An estimated 120,000 people along the Florida Panhandle were ordered to clear out on Tuesday as Hurricane Michael rapidly picked up steam in the Gulf of Mexico and closed in with winds of 110 mph and a potential storm surge of 12 feet.
Beach dwellers rushed to board up their homes and sandbag their properties against the fast-moving hurricane, which was expected to blow ashore around midday Wednesday.
The speed of the storm — Michael was moving north 12 mph (19 kph) — gave many people a dwindling number of hours to prepare or flee before being caught up in damaging wind and rain.
"Guess what? That's today," National Hurricane Center Director Ken Graham said. "If they tell you to leave, you have to leave."
By 11 a.m., Michael had winds of 110 mph (175 kph), just below a major Category 3 hurricane, and was getting stronger, drawing energy from Gulf waters in the mid-80s.
The hurricane's effects will be felt far from its eye.
Forecasters said Michael's tropical storm-force winds stretched 370 miles (595 kilometers) across, with hurricane-strength winds extending up to 35 miles (55 kilometers) from the center.
Florida Gov. Rick Scott also warned people across northwest Florida that the "monstrous hurricane" was just hours away, bringing deadly risks from high wind, storm surge and heavy rain.
His Democratic opponent in Florida's Senate race, Sen. Bill Nelson, said a "wall of water" could cause major destruction along the Panhandle.
"Don't think that you can ride this out if you're in a low-lying area," Nelson said on CNN.
Mandatory evacuation orders went into effect for some 120,000 people in Panama City Beach and across other low-lying parts of the coast.
Forecasters said parts of Florida's marshy, lightly populated Big Bend area — the crook of Florida's elbow — could see up to 12 feet (3.7 meters) of storm surge.
Michael also could dump up to a foot (30 centimeters) of rain over some Panhandle communities before it sweeps through the Southeast and goes out to sea over the next few days.
Forecasters said it could bring 3 to 6 inches of rain to Georgia, the Carolinas and Virginia, triggering flash flooding in a corner of the country still recovering from Hurricane Florence.
"I know people are fatigued from Florence, but don't let this storm catch you with your guard down," North Carolina Gov. Roy Cooper said, adding, "A number of homes have rooftop tarps that could be damaged or blown away with this wind."
While Florence took five days between the time it turned into a hurricane and the moment it blew ashore in the Carolinas, Michael gave Florida what could amount to just two days' notice. It developed into a hurricane on Monday.
At the western end of the Florida Panhandle, in and around Pensacola, Escambia County Sheriff David Morgan bluntly warned people: "If you decide to stay in your home and a tree falls on your house or the storm surge catches you and you're now calling for help, there's no one that can respond to help you."
Michael wasn't quite done wreaking havoc in the Caribbean.
In Cuba, it dumped more than 10 inches (27 centimeters) of rain in places, flooding fields, damaging roads, knocking out power and destroying some homes in the western province of Pinar del Rio.
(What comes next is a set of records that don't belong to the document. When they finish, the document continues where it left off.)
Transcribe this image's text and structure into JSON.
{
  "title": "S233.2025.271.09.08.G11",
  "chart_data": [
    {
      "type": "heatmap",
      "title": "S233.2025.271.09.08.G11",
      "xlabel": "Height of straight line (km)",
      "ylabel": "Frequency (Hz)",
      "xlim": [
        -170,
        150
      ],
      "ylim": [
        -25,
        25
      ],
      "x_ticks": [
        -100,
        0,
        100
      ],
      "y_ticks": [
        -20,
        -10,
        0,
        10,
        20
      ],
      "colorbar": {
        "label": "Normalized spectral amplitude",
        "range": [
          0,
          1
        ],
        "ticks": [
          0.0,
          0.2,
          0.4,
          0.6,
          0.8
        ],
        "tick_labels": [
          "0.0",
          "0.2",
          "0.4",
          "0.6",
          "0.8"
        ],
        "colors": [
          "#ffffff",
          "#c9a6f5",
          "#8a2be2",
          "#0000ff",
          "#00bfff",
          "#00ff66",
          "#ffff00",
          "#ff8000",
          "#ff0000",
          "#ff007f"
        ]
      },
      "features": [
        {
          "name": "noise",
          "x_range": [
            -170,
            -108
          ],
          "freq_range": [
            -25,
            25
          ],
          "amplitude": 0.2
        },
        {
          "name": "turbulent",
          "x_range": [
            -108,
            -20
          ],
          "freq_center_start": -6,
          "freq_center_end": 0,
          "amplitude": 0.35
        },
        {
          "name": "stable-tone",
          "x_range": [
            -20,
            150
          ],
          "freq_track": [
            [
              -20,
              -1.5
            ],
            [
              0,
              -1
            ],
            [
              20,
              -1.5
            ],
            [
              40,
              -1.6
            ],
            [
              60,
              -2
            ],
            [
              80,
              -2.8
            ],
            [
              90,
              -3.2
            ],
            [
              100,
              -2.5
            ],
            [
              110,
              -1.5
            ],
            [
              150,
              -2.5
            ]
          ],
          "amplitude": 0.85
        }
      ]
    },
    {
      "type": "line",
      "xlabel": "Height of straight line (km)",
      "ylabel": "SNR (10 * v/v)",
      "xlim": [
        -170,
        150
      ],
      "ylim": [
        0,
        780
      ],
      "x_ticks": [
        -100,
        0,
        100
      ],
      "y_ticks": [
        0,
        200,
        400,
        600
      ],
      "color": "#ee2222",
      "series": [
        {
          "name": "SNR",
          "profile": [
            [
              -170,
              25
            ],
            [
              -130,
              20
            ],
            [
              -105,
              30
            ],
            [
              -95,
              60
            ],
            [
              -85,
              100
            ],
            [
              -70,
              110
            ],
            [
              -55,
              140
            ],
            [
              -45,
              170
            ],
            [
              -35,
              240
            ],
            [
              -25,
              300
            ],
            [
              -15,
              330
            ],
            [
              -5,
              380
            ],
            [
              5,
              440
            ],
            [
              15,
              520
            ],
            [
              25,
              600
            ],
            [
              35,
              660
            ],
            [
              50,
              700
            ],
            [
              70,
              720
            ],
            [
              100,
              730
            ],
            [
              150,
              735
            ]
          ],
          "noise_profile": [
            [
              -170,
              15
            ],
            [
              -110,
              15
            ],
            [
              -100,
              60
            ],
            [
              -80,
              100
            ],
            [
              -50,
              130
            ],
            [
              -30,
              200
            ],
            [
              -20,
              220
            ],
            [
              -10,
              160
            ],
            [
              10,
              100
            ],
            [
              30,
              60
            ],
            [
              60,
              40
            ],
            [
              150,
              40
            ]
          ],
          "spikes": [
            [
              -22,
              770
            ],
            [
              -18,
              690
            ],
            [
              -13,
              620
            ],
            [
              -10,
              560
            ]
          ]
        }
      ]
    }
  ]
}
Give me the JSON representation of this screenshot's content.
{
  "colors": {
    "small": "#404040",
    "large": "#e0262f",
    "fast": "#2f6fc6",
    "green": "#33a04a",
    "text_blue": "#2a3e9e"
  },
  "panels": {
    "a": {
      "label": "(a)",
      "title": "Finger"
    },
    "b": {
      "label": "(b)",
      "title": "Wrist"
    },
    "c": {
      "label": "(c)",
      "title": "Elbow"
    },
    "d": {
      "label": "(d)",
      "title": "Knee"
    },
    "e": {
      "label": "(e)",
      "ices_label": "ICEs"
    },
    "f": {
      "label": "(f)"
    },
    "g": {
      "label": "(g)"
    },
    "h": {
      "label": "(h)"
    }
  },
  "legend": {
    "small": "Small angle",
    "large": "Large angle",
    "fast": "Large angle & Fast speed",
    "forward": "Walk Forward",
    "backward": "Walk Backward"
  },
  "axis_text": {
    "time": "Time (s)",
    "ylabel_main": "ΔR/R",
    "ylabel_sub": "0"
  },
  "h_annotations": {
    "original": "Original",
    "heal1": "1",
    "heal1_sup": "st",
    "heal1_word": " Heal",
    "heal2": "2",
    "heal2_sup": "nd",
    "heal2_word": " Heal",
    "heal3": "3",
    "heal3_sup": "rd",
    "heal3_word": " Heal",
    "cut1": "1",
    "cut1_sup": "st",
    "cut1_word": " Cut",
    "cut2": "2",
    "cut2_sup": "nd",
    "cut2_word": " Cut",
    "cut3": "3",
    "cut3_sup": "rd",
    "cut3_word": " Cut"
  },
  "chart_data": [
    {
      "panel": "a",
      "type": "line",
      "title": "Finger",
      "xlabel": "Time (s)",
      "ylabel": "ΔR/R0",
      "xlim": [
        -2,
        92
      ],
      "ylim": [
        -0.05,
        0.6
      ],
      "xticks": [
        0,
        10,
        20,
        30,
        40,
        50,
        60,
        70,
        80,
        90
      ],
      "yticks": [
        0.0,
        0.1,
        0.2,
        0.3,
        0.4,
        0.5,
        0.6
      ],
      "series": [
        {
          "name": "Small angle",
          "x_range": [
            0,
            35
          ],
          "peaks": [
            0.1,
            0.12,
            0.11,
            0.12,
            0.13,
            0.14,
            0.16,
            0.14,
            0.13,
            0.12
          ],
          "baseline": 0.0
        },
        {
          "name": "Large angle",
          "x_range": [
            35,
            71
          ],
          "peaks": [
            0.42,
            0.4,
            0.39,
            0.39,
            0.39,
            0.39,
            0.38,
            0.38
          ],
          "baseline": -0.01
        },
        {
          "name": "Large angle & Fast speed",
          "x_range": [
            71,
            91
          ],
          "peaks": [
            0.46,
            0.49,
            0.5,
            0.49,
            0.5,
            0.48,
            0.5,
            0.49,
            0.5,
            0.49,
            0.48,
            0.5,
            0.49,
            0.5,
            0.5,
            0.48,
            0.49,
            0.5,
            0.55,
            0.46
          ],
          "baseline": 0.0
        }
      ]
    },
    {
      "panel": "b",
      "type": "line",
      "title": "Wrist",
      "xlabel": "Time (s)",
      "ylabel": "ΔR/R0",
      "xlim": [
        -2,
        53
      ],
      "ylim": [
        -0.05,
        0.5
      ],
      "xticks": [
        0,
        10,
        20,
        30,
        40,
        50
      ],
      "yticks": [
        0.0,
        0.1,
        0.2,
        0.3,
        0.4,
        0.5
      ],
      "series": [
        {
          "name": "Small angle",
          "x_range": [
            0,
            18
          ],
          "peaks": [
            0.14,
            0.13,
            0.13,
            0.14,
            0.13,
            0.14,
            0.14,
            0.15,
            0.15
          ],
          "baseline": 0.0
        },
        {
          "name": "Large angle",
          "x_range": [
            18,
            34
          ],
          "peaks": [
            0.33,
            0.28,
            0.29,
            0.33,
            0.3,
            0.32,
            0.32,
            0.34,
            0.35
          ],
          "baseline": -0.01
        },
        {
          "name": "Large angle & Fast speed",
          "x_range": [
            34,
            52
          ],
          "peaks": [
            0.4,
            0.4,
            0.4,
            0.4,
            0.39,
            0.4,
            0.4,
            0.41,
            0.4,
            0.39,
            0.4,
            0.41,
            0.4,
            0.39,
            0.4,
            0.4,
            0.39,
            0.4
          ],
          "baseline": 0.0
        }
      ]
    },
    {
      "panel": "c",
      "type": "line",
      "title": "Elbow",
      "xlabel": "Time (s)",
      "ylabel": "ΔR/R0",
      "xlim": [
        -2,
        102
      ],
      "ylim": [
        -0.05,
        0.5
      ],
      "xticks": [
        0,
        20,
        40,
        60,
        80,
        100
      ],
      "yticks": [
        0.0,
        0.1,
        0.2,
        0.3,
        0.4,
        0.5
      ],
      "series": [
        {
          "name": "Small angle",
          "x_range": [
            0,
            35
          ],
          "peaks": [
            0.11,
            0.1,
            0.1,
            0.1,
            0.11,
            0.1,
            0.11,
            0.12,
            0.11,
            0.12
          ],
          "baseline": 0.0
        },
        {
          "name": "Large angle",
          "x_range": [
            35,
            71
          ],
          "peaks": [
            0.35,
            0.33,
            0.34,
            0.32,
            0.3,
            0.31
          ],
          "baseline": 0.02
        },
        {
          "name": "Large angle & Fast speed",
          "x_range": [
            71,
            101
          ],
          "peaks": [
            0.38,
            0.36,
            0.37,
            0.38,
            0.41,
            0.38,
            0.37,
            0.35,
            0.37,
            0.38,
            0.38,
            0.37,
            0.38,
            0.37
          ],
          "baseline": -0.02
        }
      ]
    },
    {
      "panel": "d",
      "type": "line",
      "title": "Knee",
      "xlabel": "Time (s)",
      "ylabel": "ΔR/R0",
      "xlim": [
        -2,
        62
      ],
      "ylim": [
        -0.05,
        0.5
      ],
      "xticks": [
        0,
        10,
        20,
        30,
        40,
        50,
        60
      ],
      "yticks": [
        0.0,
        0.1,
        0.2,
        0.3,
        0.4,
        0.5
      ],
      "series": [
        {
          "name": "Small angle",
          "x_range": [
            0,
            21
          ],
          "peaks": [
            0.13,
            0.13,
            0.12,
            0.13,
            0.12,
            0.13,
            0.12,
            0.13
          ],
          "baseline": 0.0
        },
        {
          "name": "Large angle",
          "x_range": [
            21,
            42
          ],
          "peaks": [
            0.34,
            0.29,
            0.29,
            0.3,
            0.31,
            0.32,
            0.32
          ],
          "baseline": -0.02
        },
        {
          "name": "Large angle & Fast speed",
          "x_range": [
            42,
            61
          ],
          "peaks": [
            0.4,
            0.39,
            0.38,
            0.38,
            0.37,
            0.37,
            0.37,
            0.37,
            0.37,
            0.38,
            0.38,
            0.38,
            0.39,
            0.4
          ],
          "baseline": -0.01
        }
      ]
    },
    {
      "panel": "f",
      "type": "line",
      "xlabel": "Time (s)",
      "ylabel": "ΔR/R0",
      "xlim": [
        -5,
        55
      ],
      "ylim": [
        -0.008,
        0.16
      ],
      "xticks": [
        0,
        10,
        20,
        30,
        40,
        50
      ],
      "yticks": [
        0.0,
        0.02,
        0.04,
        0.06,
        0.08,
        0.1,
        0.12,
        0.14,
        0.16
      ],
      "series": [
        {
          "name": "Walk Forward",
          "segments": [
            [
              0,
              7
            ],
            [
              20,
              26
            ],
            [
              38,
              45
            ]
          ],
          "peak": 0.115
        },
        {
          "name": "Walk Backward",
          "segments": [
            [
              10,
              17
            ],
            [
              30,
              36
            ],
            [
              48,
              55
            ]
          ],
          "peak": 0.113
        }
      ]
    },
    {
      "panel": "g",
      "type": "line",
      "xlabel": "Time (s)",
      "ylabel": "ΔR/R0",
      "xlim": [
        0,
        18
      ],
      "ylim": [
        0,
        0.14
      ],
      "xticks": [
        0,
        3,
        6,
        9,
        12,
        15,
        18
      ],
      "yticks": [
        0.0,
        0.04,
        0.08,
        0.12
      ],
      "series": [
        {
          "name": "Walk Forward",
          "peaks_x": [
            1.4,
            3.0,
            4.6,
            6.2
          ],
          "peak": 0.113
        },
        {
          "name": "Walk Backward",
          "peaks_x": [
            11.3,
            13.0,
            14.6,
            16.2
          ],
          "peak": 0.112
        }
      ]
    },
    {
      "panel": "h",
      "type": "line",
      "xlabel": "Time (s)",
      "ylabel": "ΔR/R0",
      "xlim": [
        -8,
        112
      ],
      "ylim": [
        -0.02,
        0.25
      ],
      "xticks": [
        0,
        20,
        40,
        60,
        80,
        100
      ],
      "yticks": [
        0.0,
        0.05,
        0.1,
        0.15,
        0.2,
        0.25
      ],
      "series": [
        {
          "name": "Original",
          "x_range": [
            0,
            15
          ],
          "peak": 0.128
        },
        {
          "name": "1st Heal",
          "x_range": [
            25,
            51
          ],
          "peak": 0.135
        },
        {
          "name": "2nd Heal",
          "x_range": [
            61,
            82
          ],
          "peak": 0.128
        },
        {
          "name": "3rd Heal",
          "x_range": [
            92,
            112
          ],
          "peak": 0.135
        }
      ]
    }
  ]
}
Cuban authorities said they evacuated about 400 people from low-lying areas.
Disaster agencies in El Salvador, Honduras and Nicaragua reported 13 deaths as roofs collapsed and residents were carried away by swollen rivers.
In Florida, Scott declared a state of emergency for 35 counties, from the Panhandle to Tampa Bay, activated hundreds of Florida National Guard members and waived tolls to encourage evacuations. The governors of Alabama and Georgia also declared emergencies.
With just a month to go before Election Day, Florida voters in evacuation zones were given an extra day to register to vote, once offices reopen after the storm.
Scott also told Florida hospitals and nursing homes to do all they can to assure the safety of the elderly and infirm. After Hurricane Irma last year, 14 people died when a South Florida nursing home lost power and air conditioning.
"If you're responsible for a patient, you're responsible for the patient. Take care of them," he said.
In the small Panhandle city of Apalachicola, Mayor Van Johnson Sr. said the 2,300 residents were frantically preparing for what could be a blow unlike any seen there in decades. Many filled sandbags, boarded up homes and lined up to buy gas and groceries.
"We're looking at a significant storm with significant impact, possibly greater than I've seen in my 59 years of life," Johnson said of his city on Apalachicola Bay, where about 90 percent of Florida's oysters are harvested.
Farther inland, in the state capital, Tallahassee Mayor Andrew Gillum, Florida's Democratic nominee for governor, helped people fill sandbags.
"There's nothing between us and this storm but warm water, and I think that's what terrifies us about the potential impacts," Gillum said.